Perciò bisogna cominciare a pensare all’atto del mangiare anche come parte dei processi vitali che avvengono attorno a noi, anche dall’altra parte del mondo. Ogni pasto può diventare un appuntamento col mondo per aiutarci a scoprirlo e a sentirlo più vicino. Ad esempio mangiare il sushi è sì, un modo per sbirciare una parte dell’immensa tradizione gastronomica giapponese, ma è anche un potenziale atto violento verso il mondo. Dico questo non per suscitare chissà quali sensi di colpa, ma perché effettivamente ciò che consumiamo era vita necessaria all’esistenza di altra vita. Fare parte di un ecosistema vuol dire essere parte di una torre del Jenga: puoi togliere qualche mattoncino qui e lì per aiutarla ad alzarsi, ma se ne togli qualcuno di troppo rischi che crolli tutto. La produzione alimentare è probabilmente uno dei fattori principali che hanno plasmato il mondo a nostra immagine e somiglianza, tutto per poter soddisfare i bisogni e le richieste della popolazione. Il World Overshoot Day è il giorno in cui vengono “esaurite” le risorse prodotte annualmente a livello mondiale. Non vuol dire che il pianeta smette di produrre, ma siamo noi che chiediamo ad esso di produrre ancora di più di quanto non possa annualmente. Com’è possibile? Basti pensare al fatto che circa un terzo del cibo prodotto annualmente viene sprecato, e che ancora un’indefinita percentuale viene sprecata durante gli stessi processi produttivi per via del mantenimento di alcuni standard di mercato. La mia è tuttavia una semplificazione, le risorse “esaurite” si riferiscono a tutte le tipologie, non solo a quelle alimentari. Rimane il fatto che però, il modello seguito a livello mondiale si sta rivelando insostenibile e se tutti agissero consapevolmente attraverso le loro scelte alimentari, saremmo sicuramente in uno scenario migliore. Consumare di meno, preferire la qualità alle abbuffate, sono solo alcuni consigli banali che chiunque potrebbe darvi. Ciò che davvero fa la differenza è informarsi su ciò che si mangia e non fermarsi al “questo mi piace, questo no”. Ognuno di noi tende ovviamente ad orientarsi su ciò che trova buono, ma posso assicurarvi che avere almeno una vaga idea dell’origine e di ciò che ha portato quel pasto ad essere lì davanti a voi, gli darà un gusto più pieno e consapevole.

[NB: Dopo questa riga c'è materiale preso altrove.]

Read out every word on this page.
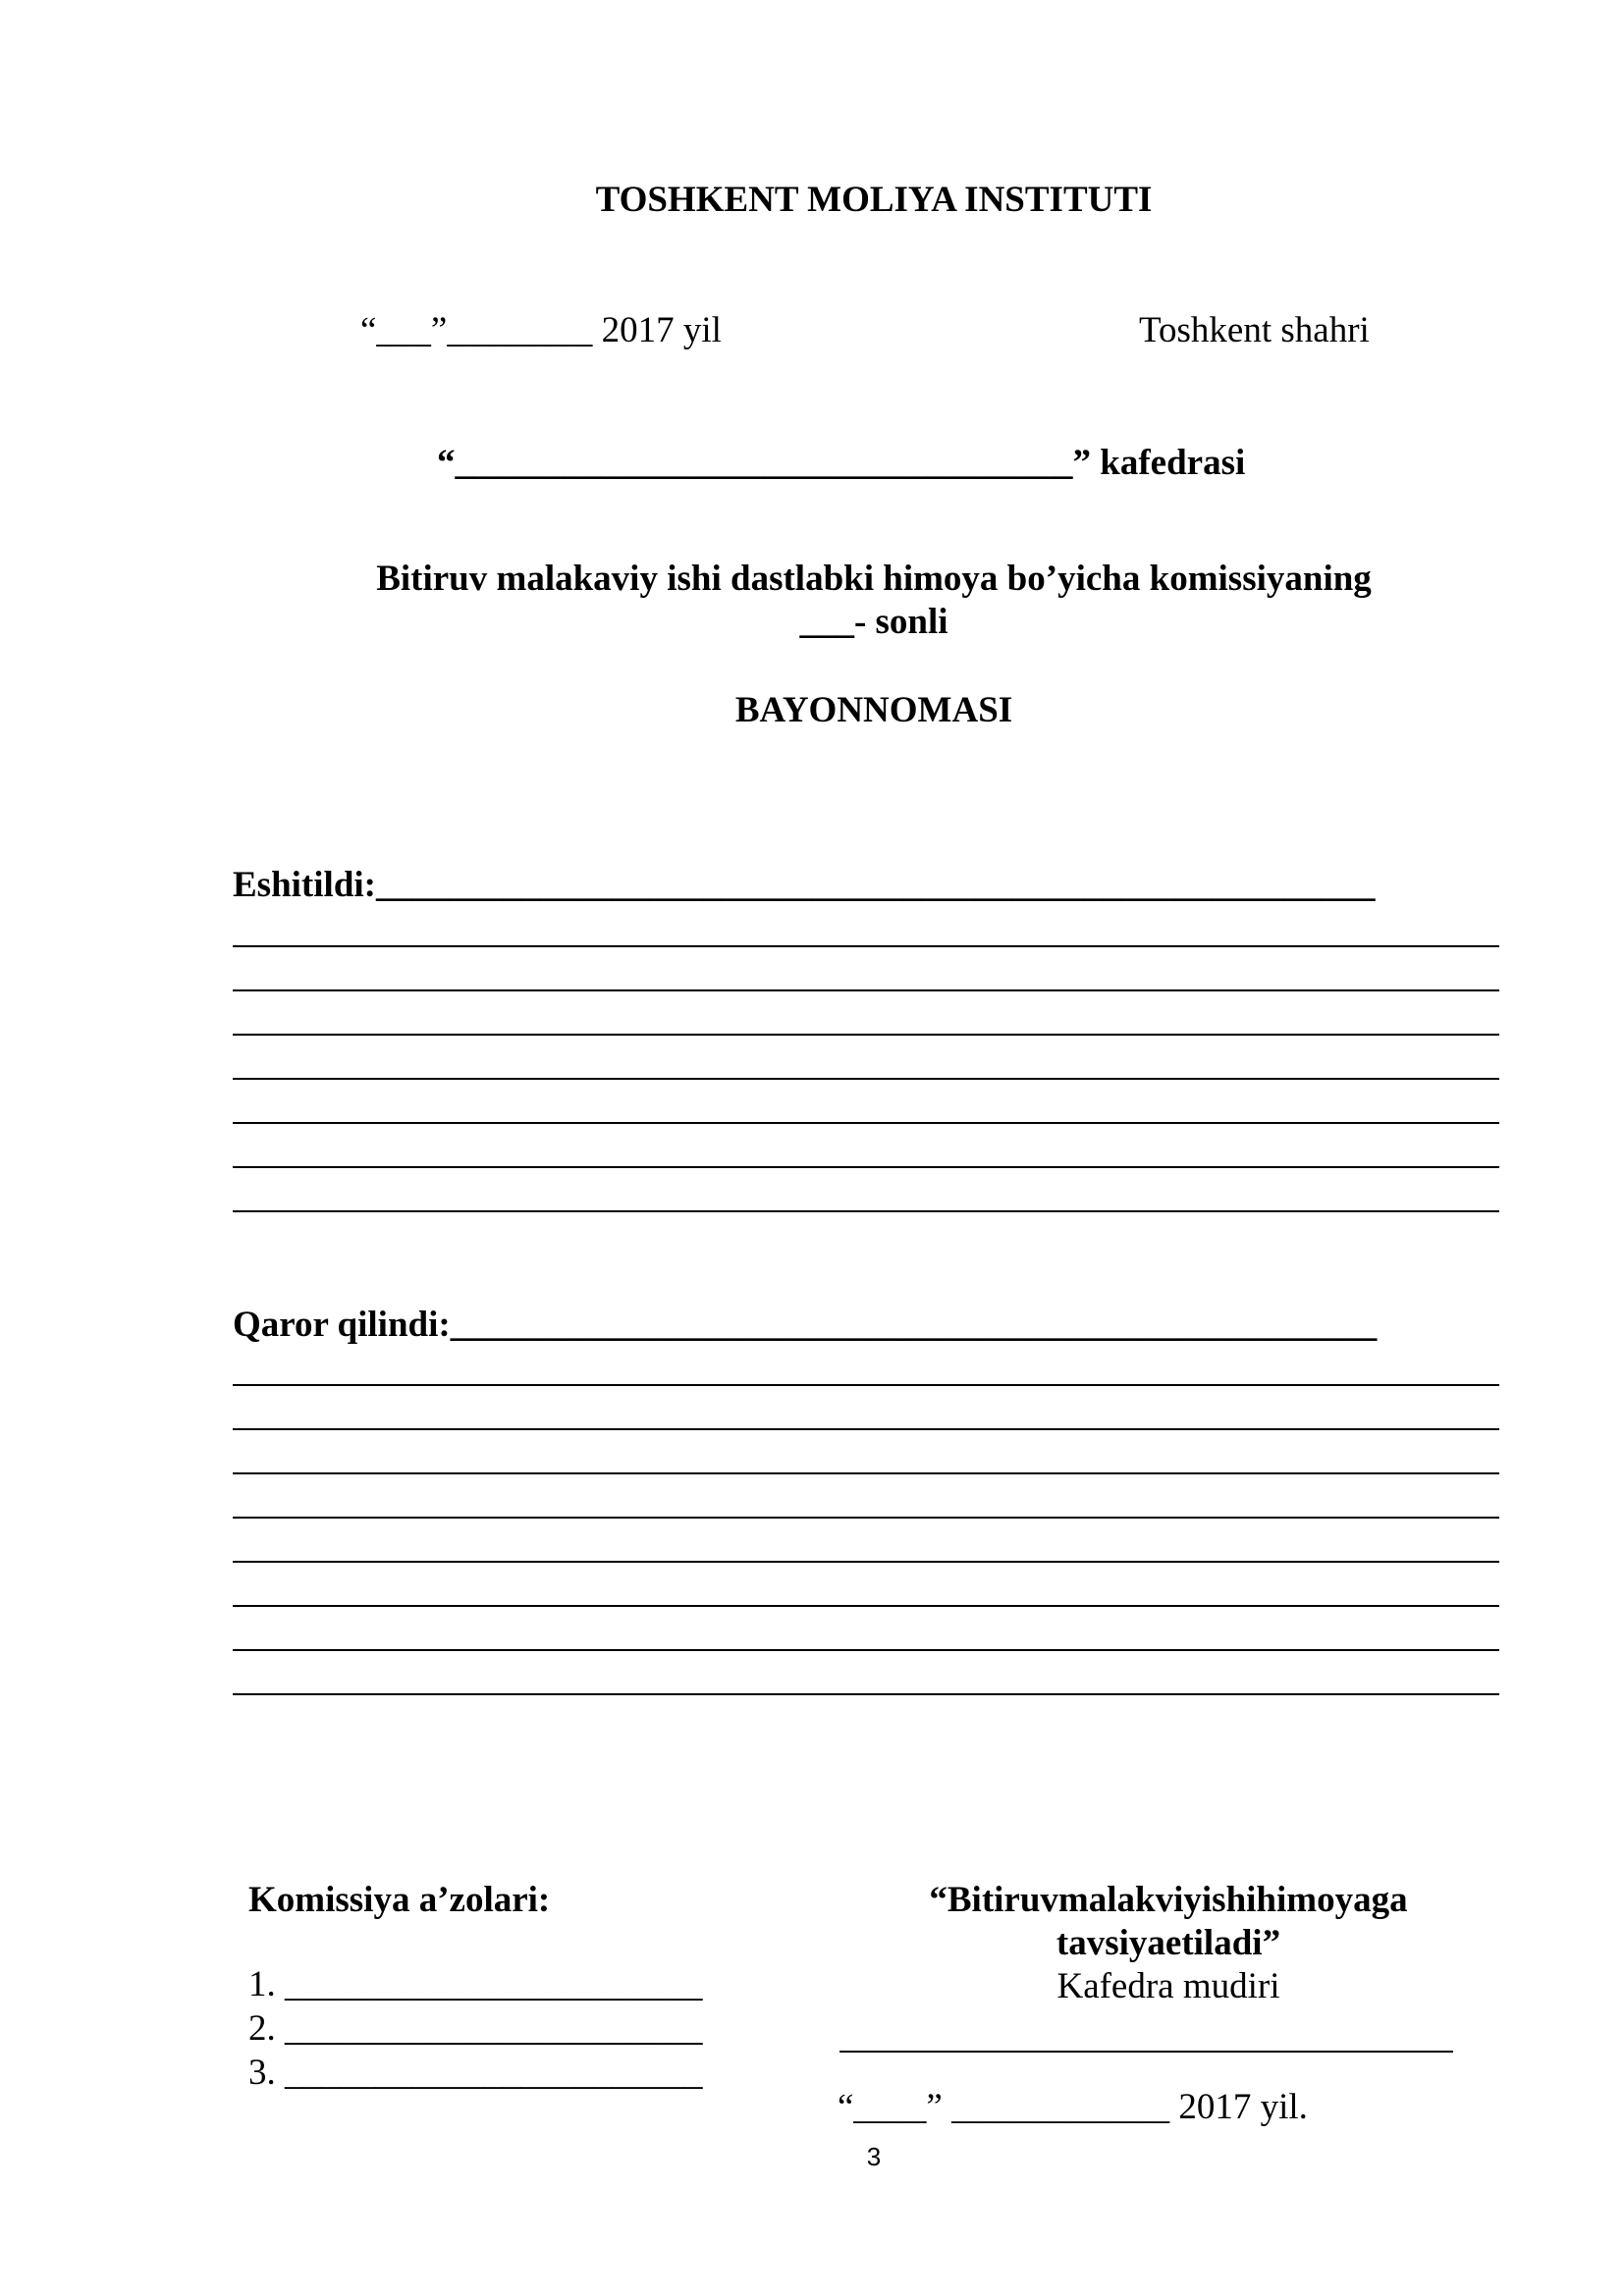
TOSHKENT MOLIYA INSTITUTI
“___”________ 2017 yil	Toshkent shahri
“__________________________________” kafedrasi
Bitiruv malakaviy ishi dastlabki himoya bo’yicha komissiyaning
___- sonli
BAYONNOMASI
Eshitildi:_______________________________________________________
Qaror qilindi:___________________________________________________
Komissiya a’zolari:
1. _______________________
2. _______________________
3. _______________________
“Bitiruvmalakviyishihimoyaga
tavsiyaetiladi”
Kafedra mudiri
“____” ____________ 2017 yil.
3
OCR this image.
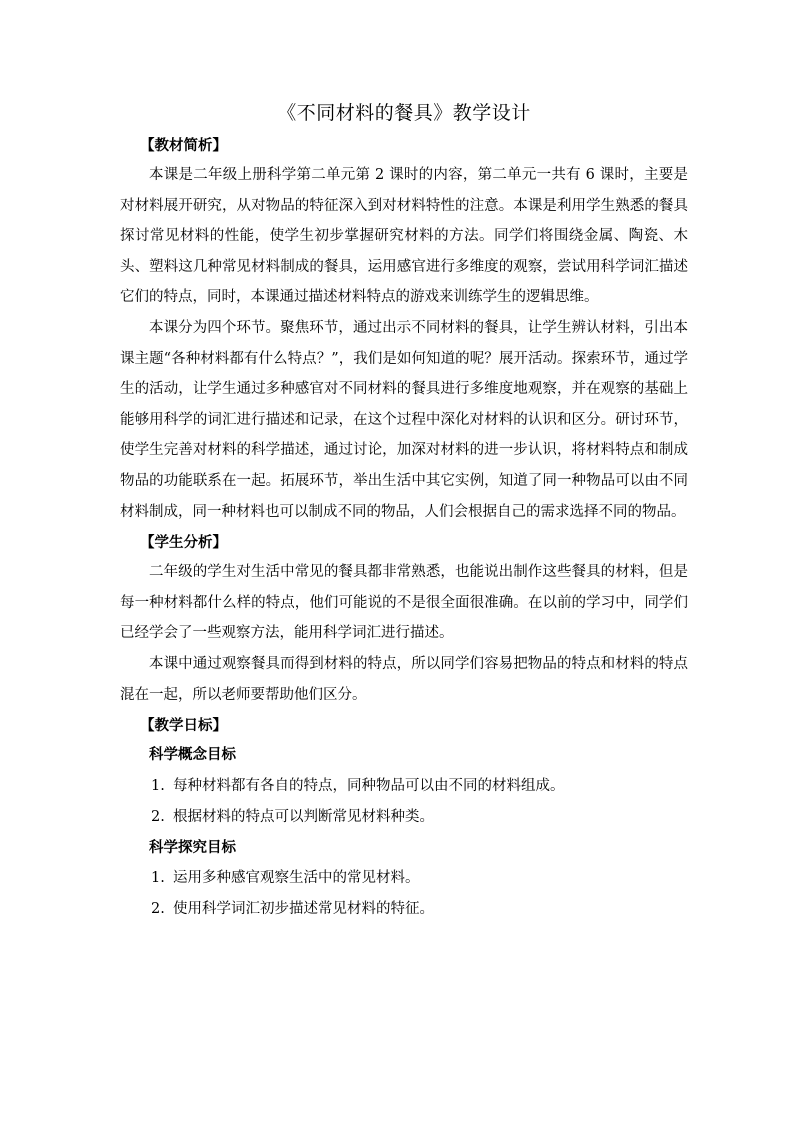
《不同材料的餐具》教学设计
【教材简析】

本课是二年级上册科学第二单元第 2 课时的内容，第二单元一共有 6 课时，主要是对材料展开研究，从对物品的特征深入到对材料特性的注意。本课是利用学生熟悉的餐具探讨常见材料的性能，使学生初步掌握研究材料的方法。同学们将围绕金属、陶瓷、木头、塑料这几种常见材料制成的餐具，运用感官进行多维度的观察，尝试用科学词汇描述它们的特点，同时，本课通过描述材料特点的游戏来训练学生的逻辑思维。

本课分为四个环节。聚焦环节，通过出示不同材料的餐具，让学生辨认材料，引出本课主题“各种材料都有什么特点？”，我们是如何知道的呢？展开活动。探索环节，通过学生的活动，让学生通过多种感官对不同材料的餐具进行多维度地观察，并在观察的基础上能够用科学的词汇进行描述和记录，在这个过程中深化对材料的认识和区分。研讨环节，使学生完善对材料的科学描述，通过讨论，加深对材料的进一步认识，将材料特点和制成物品的功能联系在一起。拓展环节，举出生活中其它实例，知道了同一种物品可以由不同材料制成，同一种材料也可以制成不同的物品，人们会根据自己的需求选择不同的物品。

【学生分析】

二年级的学生对生活中常见的餐具都非常熟悉，也能说出制作这些餐具的材料，但是每一种材料都什么样的特点，他们可能说的不是很全面很准确。在以前的学习中，同学们已经学会了一些观察方法，能用科学词汇进行描述。

本课中通过观察餐具而得到材料的特点，所以同学们容易把物品的特点和材料的特点混在一起，所以老师要帮助他们区分。

【教学日标】
科学概念目标
1. 每种材料都有各自的特点，同种物品可以由不同的材料组成。
2. 根据材料的特点可以判断常见材料种类。
科学探究目标
1. 运用多种感官观察生活中的常见材料。
2. 使用科学词汇初步描述常见材料的特征。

Tutto questo pippone per cercare di spiegare che il cibo è vita in ogni sua sfaccettatura, dal campo alla tavola, e oltre. Come dicevo, il cibo non termina il suo viaggio dopo essere stato digerito, ma continua al nostro interno, formandoci e rendendoci “ciò che mangiamo”. È parte dei processi vitali attorno a noi, esattamente come lo siamo noi stessi. Così come noi siamo ciò che mangiamo, anche ciò che mangiamo cambia l’esistenza del dove siamo. Può non sembrare, ma consumare un alimento rispetto ad un altro, influenza le vite di qualcuno che può essere lontano anche migliaia di chilometri. Food’s Life guys, e noi ci stiamo proprio in mezzo.